Neben mir räuspert sich Bailey verlegen. Fragend sehe ich sie an, darauf wartend, dass sie sich erklärt.
,,Ich weiß, dass kling irgendwie klammernd, wenn ich das so frage, aber ich möchte es wirklich wissen, um unnötigen Stress zu vermeiden und ich bin mit allen deinen Antworten zufrieden und kann dich total verstehen, ich meine dass ist ja klar und so und ich will jetzt auch nicht irgendwas irgendwo reininterpretieren oder so was, dass kannst du dir ja denken, aber ich möchte es halt einfach gerne wissen, um mir Klarheit zu schaffen und das alles und naja ich wollte halt wissen, was da zwischen uns ist und wie es weitergeht und all das”, druckst sie nervös herum, wärend sie ihre Hände knetet und auf
ihre schicken Schuhe, die ihr übregends total gut stehen, sieht.

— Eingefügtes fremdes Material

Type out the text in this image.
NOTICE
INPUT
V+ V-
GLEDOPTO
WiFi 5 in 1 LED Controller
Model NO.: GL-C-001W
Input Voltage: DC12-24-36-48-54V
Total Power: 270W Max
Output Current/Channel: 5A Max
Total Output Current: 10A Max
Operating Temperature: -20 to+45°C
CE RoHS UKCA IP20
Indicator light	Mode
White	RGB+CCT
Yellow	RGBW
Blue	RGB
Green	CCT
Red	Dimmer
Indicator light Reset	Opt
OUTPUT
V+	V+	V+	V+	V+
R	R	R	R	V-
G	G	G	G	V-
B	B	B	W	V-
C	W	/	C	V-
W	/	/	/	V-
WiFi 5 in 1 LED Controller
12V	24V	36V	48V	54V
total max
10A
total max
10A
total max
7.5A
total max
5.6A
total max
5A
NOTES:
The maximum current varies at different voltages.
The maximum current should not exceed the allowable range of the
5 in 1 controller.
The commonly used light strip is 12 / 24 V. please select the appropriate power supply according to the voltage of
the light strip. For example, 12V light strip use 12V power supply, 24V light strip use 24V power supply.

Wieder ganz in meiner Rolle als selbstsicherer und cooler Lover nehme ich ihr Kinn in die Hand hebe es ein wenig an, sehe ihr tief in die Augen und küsse sie so, dass die Antwort auf diese Frage überfällig wird.
Lächelnd nimmt sie meine Hand und gemeinsam gehen wir zu den anderen.